Passados mais de dois anos de mandato, o atual governo também não foi capaz de apresentar uma proposta de reforma tributária completa. O governo encaminhou para o Congresso apenas uma primeira fase dessa proposta em meados de 2020, com a garantia de que logo enviaria as demais. Isso ainda não ocorreu. Fora a cansativa cantilena, não houve nenhum esforço consistente de convencimento dos parlamentares. Em um cenário em que todos são a favor da reforma, mas contra revisões que reduzam seus privilégios tributários, essa dinâmica não é alentadora, como comprovado pela reação de alguns setores contra o recente anúncio do governo de São Paulo sobre a redução de incentivos fiscais.

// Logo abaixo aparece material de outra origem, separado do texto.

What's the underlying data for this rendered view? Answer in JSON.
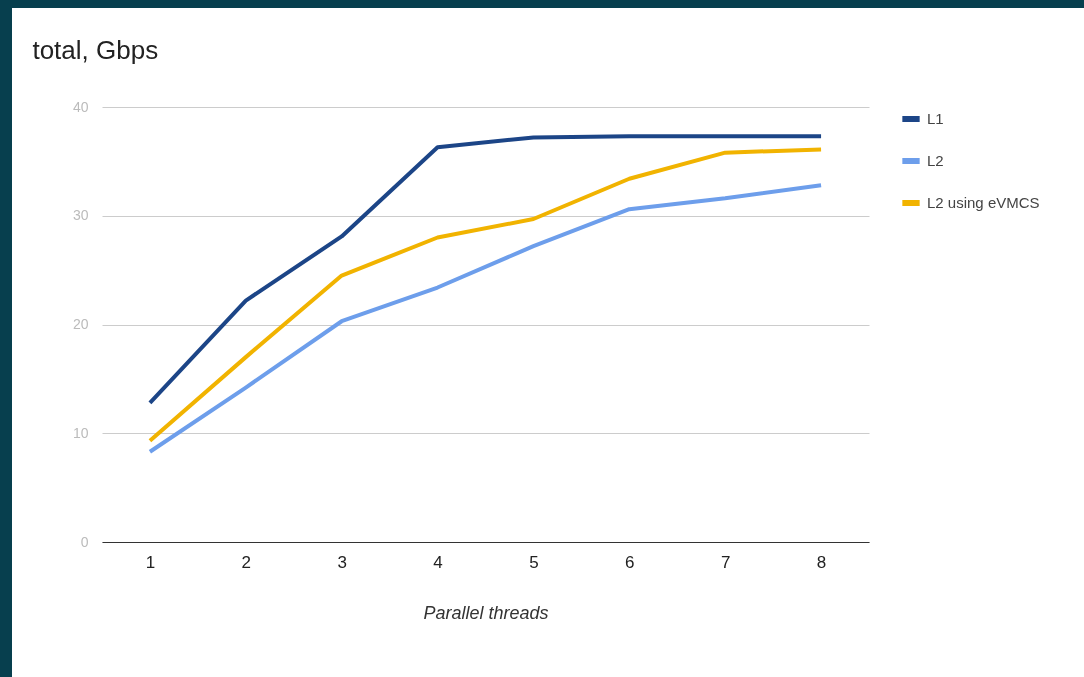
{
  "chart_data": {
    "type": "line",
    "title": "total, Gbps",
    "xlabel": "Parallel threads",
    "categories": [
      "1",
      "2",
      "3",
      "4",
      "5",
      "6",
      "7",
      "8"
    ],
    "series": [
      {
        "name": "L1",
        "color": "#1c4587",
        "values": [
          12.8,
          22.2,
          28.1,
          36.3,
          37.2,
          37.3,
          37.3,
          37.3
        ]
      },
      {
        "name": "L2",
        "color": "#6d9eeb",
        "values": [
          8.3,
          14.2,
          20.3,
          23.4,
          27.2,
          30.6,
          31.6,
          32.8
        ]
      },
      {
        "name": "L2 using eVMCS",
        "color": "#f1b300",
        "values": [
          9.3,
          17.0,
          24.5,
          28.0,
          29.7,
          33.4,
          35.8,
          36.1
        ]
      }
    ],
    "ylim": [
      0,
      40
    ],
    "yticks": [
      0,
      10,
      20,
      30,
      40
    ],
    "grid": "y",
    "legend": "top right",
    "marker": "none",
    "line_style": "solid"
  }
}
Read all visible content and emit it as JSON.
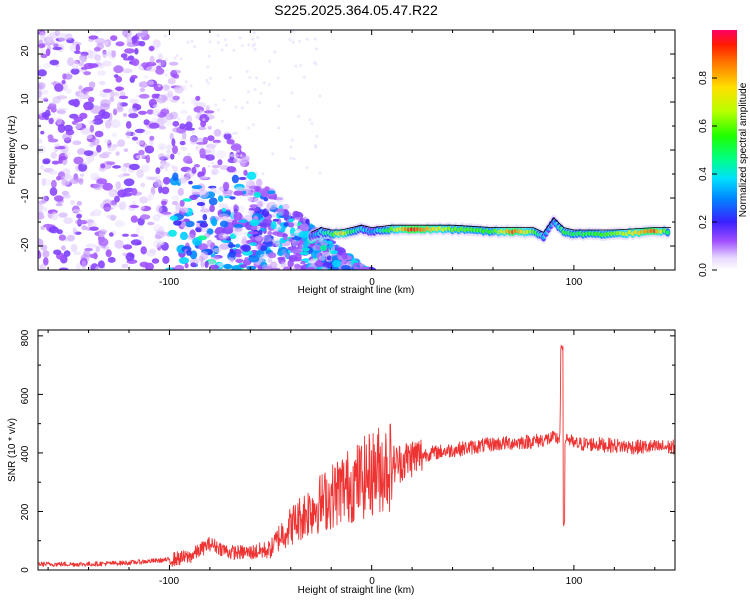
{
  "title": "S225.2025.364.05.47.R22",
  "chart_data": [
    {
      "type": "heatmap",
      "title": "S225.2025.364.05.47.R22",
      "xlabel": "Height of straight line (km)",
      "ylabel": "Frequency (Hz)",
      "xlim": [
        -165,
        150
      ],
      "ylim": [
        -25,
        25
      ],
      "xticks": [
        "-100",
        "0",
        "100"
      ],
      "yticks": [
        "-20",
        "-10",
        "0",
        "10",
        "20"
      ],
      "ridge": {
        "x": [
          -30,
          -25,
          -20,
          -15,
          -10,
          -5,
          0,
          10,
          20,
          40,
          60,
          70,
          80,
          85,
          90,
          95,
          100,
          120,
          140,
          148
        ],
        "y": [
          -18,
          -17,
          -17.5,
          -17.5,
          -17,
          -16.5,
          -17,
          -16.5,
          -16.5,
          -16.5,
          -17,
          -17,
          -17,
          -18,
          -15,
          -17,
          -17.5,
          -17.5,
          -17,
          -17
        ],
        "amp": [
          0.25,
          0.4,
          0.5,
          0.8,
          0.5,
          0.4,
          0.3,
          0.6,
          0.95,
          0.6,
          0.55,
          0.9,
          0.6,
          0.35,
          0.3,
          0.55,
          0.5,
          0.6,
          0.9,
          0.4
        ]
      },
      "colorbar": {
        "label": "Normalized spectral amplitude",
        "ticks": [
          "0.0",
          "0.2",
          "0.4",
          "0.6",
          "0.8"
        ],
        "range": [
          0,
          1
        ]
      }
    },
    {
      "type": "line",
      "xlabel": "Height of straight line (km)",
      "ylabel": "SNR (10 * v/v)",
      "xlim": [
        -165,
        150
      ],
      "ylim": [
        0,
        820
      ],
      "xticks": [
        "-100",
        "0",
        "100"
      ],
      "yticks": [
        "0",
        "200",
        "400",
        "600",
        "800"
      ],
      "series": [
        {
          "name": "SNR",
          "color": "#ee3333",
          "x": [
            -165,
            -140,
            -120,
            -100,
            -90,
            -80,
            -70,
            -60,
            -50,
            -45,
            -40,
            -35,
            -30,
            -25,
            -20,
            -15,
            -10,
            -5,
            0,
            5,
            10,
            15,
            20,
            30,
            40,
            50,
            60,
            70,
            80,
            90,
            93,
            94,
            95,
            96,
            97,
            100,
            110,
            120,
            130,
            140,
            150
          ],
          "y": [
            20,
            20,
            25,
            35,
            45,
            90,
            60,
            60,
            70,
            120,
            150,
            180,
            210,
            230,
            250,
            280,
            290,
            310,
            330,
            350,
            360,
            370,
            385,
            400,
            410,
            420,
            430,
            435,
            440,
            450,
            450,
            790,
            330,
            460,
            450,
            430,
            430,
            425,
            420,
            420,
            420
          ]
        }
      ]
    }
  ]
}
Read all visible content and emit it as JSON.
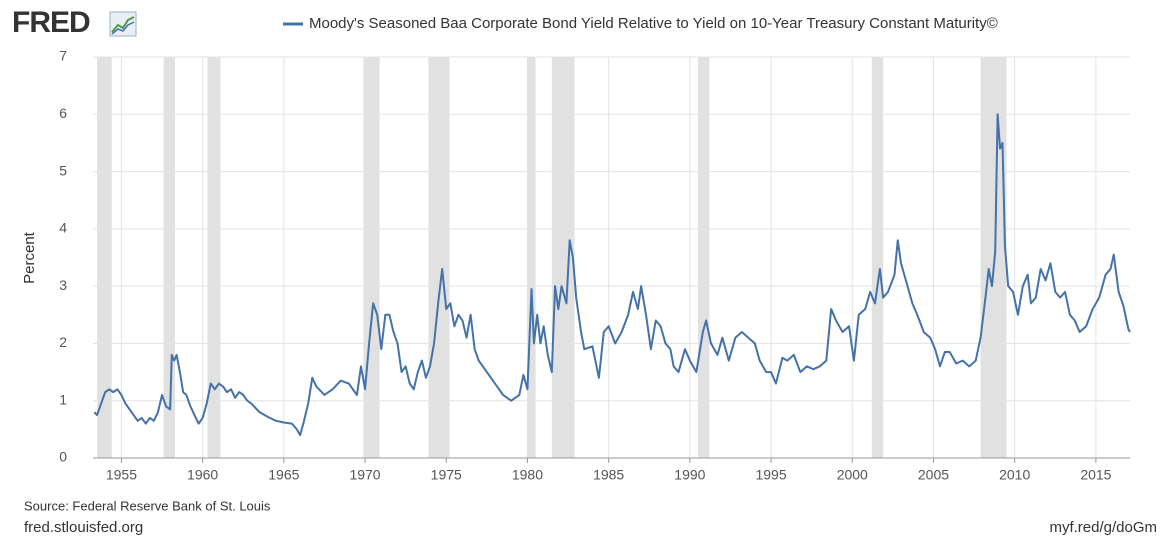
{
  "header": {
    "logo": "FRED"
  },
  "chart_data": {
    "type": "line",
    "title": "Moody's Seasoned Baa Corporate Bond Yield Relative to Yield on 10-Year Treasury Constant Maturity©",
    "y_label": "Percent",
    "x": [
      1953.33,
      1953.5,
      1953.75,
      1954.0,
      1954.25,
      1954.5,
      1954.75,
      1955.0,
      1955.25,
      1955.5,
      1955.75,
      1956.0,
      1956.25,
      1956.5,
      1956.75,
      1957.0,
      1957.25,
      1957.5,
      1957.75,
      1958.0,
      1958.1,
      1958.25,
      1958.4,
      1958.6,
      1958.8,
      1959.0,
      1959.25,
      1959.5,
      1959.75,
      1960.0,
      1960.25,
      1960.5,
      1960.75,
      1961.0,
      1961.25,
      1961.5,
      1961.75,
      1962.0,
      1962.25,
      1962.5,
      1962.75,
      1963.0,
      1963.5,
      1964.0,
      1964.5,
      1965.0,
      1965.5,
      1965.8,
      1966.0,
      1966.2,
      1966.5,
      1966.75,
      1967.0,
      1967.5,
      1968.0,
      1968.5,
      1969.0,
      1969.5,
      1969.75,
      1970.0,
      1970.25,
      1970.5,
      1970.75,
      1971.0,
      1971.25,
      1971.5,
      1971.75,
      1972.0,
      1972.25,
      1972.5,
      1972.75,
      1973.0,
      1973.25,
      1973.5,
      1973.75,
      1974.0,
      1974.25,
      1974.5,
      1974.75,
      1975.0,
      1975.25,
      1975.5,
      1975.75,
      1976.0,
      1976.25,
      1976.5,
      1976.75,
      1977.0,
      1977.5,
      1978.0,
      1978.5,
      1979.0,
      1979.5,
      1979.75,
      1980.0,
      1980.25,
      1980.4,
      1980.6,
      1980.8,
      1981.0,
      1981.25,
      1981.5,
      1981.7,
      1981.9,
      1982.1,
      1982.4,
      1982.6,
      1982.8,
      1983.0,
      1983.3,
      1983.5,
      1984.0,
      1984.4,
      1984.7,
      1985.0,
      1985.4,
      1985.8,
      1986.2,
      1986.5,
      1986.8,
      1987.0,
      1987.3,
      1987.6,
      1987.9,
      1988.2,
      1988.5,
      1988.8,
      1989.0,
      1989.3,
      1989.7,
      1990.0,
      1990.4,
      1990.8,
      1991.0,
      1991.3,
      1991.7,
      1992.0,
      1992.4,
      1992.8,
      1993.2,
      1993.6,
      1994.0,
      1994.3,
      1994.7,
      1995.0,
      1995.3,
      1995.7,
      1996.0,
      1996.4,
      1996.8,
      1997.2,
      1997.6,
      1998.0,
      1998.4,
      1998.7,
      1999.0,
      1999.4,
      1999.8,
      2000.1,
      2000.4,
      2000.8,
      2001.1,
      2001.4,
      2001.7,
      2001.9,
      2002.2,
      2002.6,
      2002.8,
      2003.0,
      2003.4,
      2003.7,
      2004.0,
      2004.4,
      2004.8,
      2005.1,
      2005.4,
      2005.7,
      2006.0,
      2006.4,
      2006.8,
      2007.2,
      2007.6,
      2007.9,
      2008.2,
      2008.4,
      2008.6,
      2008.8,
      2008.95,
      2009.1,
      2009.25,
      2009.4,
      2009.6,
      2009.9,
      2010.2,
      2010.5,
      2010.8,
      2011.0,
      2011.3,
      2011.6,
      2011.9,
      2012.2,
      2012.5,
      2012.8,
      2013.1,
      2013.4,
      2013.7,
      2014.0,
      2014.4,
      2014.8,
      2015.2,
      2015.6,
      2015.9,
      2016.1,
      2016.4,
      2016.7,
      2017.0,
      2017.1
    ],
    "series": [
      {
        "name": "Moody's Seasoned Baa Corporate Bond Yield Relative to Yield on 10-Year Treasury Constant Maturity©",
        "color": "#4572a7",
        "values": [
          0.8,
          0.75,
          0.95,
          1.15,
          1.2,
          1.15,
          1.2,
          1.1,
          0.95,
          0.85,
          0.75,
          0.65,
          0.7,
          0.6,
          0.7,
          0.65,
          0.8,
          1.1,
          0.9,
          0.85,
          1.8,
          1.7,
          1.8,
          1.5,
          1.15,
          1.1,
          0.9,
          0.75,
          0.6,
          0.7,
          0.95,
          1.3,
          1.2,
          1.3,
          1.25,
          1.15,
          1.2,
          1.05,
          1.15,
          1.1,
          1.0,
          0.95,
          0.8,
          0.72,
          0.65,
          0.62,
          0.6,
          0.5,
          0.4,
          0.6,
          0.95,
          1.4,
          1.25,
          1.1,
          1.2,
          1.35,
          1.3,
          1.1,
          1.6,
          1.2,
          2.0,
          2.7,
          2.5,
          1.9,
          2.5,
          2.5,
          2.2,
          2.0,
          1.5,
          1.6,
          1.3,
          1.2,
          1.5,
          1.7,
          1.4,
          1.6,
          2.0,
          2.7,
          3.3,
          2.6,
          2.7,
          2.3,
          2.5,
          2.4,
          2.1,
          2.5,
          1.9,
          1.7,
          1.5,
          1.3,
          1.1,
          1.0,
          1.1,
          1.45,
          1.2,
          2.95,
          2.0,
          2.5,
          2.0,
          2.3,
          1.8,
          1.5,
          3.0,
          2.6,
          3.0,
          2.7,
          3.8,
          3.5,
          2.8,
          2.2,
          1.9,
          1.95,
          1.4,
          2.2,
          2.3,
          2.0,
          2.2,
          2.5,
          2.9,
          2.6,
          3.0,
          2.5,
          1.9,
          2.4,
          2.3,
          2.0,
          1.9,
          1.6,
          1.5,
          1.9,
          1.7,
          1.5,
          2.2,
          2.4,
          2.0,
          1.8,
          2.1,
          1.7,
          2.1,
          2.2,
          2.1,
          2.0,
          1.7,
          1.5,
          1.5,
          1.3,
          1.75,
          1.7,
          1.8,
          1.5,
          1.6,
          1.55,
          1.6,
          1.7,
          2.6,
          2.4,
          2.2,
          2.3,
          1.7,
          2.5,
          2.6,
          2.9,
          2.7,
          3.3,
          2.8,
          2.9,
          3.2,
          3.8,
          3.4,
          3.0,
          2.7,
          2.5,
          2.2,
          2.1,
          1.9,
          1.6,
          1.85,
          1.85,
          1.65,
          1.7,
          1.6,
          1.7,
          2.1,
          2.8,
          3.3,
          3.0,
          3.6,
          6.0,
          5.4,
          5.5,
          3.7,
          3.0,
          2.9,
          2.5,
          3.0,
          3.2,
          2.7,
          2.8,
          3.3,
          3.1,
          3.4,
          2.9,
          2.8,
          2.9,
          2.5,
          2.4,
          2.2,
          2.3,
          2.6,
          2.8,
          3.2,
          3.3,
          3.55,
          2.9,
          2.65,
          2.25,
          2.2
        ]
      }
    ],
    "recessions": [
      [
        1953.5,
        1954.4
      ],
      [
        1957.6,
        1958.3
      ],
      [
        1960.3,
        1961.1
      ],
      [
        1969.9,
        1970.9
      ],
      [
        1973.9,
        1975.2
      ],
      [
        1980.0,
        1980.5
      ],
      [
        1981.5,
        1982.9
      ],
      [
        1990.5,
        1991.2
      ],
      [
        2001.2,
        2001.9
      ],
      [
        2007.9,
        2009.5
      ]
    ],
    "xlim": [
      1953.25,
      2017.1
    ],
    "xticks": [
      1955,
      1960,
      1965,
      1970,
      1975,
      1980,
      1985,
      1990,
      1995,
      2000,
      2005,
      2010,
      2015
    ],
    "ylim": [
      0,
      7
    ],
    "yticks": [
      0,
      1,
      2,
      3,
      4,
      5,
      6,
      7
    ],
    "grid": true
  },
  "footer": {
    "source": "Source: Federal Reserve Bank of St. Louis",
    "site": "fred.stlouisfed.org",
    "link": "myf.red/g/doGm"
  }
}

Apesar de não estar quebrado, o país tampouco está uma maravilha. A esperança dos brasileiros é de que um ou dois governos inertes não alteram as perspectivas de longo prazo de um país. Não será apenas uma ou duas décadas que mudarão os desígnios do Brasil. Todavia, 40 anos de expansão do PIB muito inferior à média dos demais países emergentes deixam muitas marcas, ainda mais quando os próximos anos não parecem auspiciosos.

O país parece perdido no atual ambiente de picuinhas políticas, de embates entre os representantes dos três poderes, do suposto excessivo foco do presidente nas eleições de 2022 e da falta de uma agenda que seja mais do que discursos cada vez mais vazios. O Brasil não precisa de milagres, mas sim do empenho do governo e das lideranças políticas visando a aprovação no Congresso de um conjunto sólido de ajustes e reformas em 2021 e 2022. Pensando bem, isso seria quase um milagre.

* Nilson Teixeira, sócio-fundador da Macro Capital Gestão de Recursos, Ph.D. em economia pela Universidade da Pensilvânia, escreve quinzenalmente neste espaço.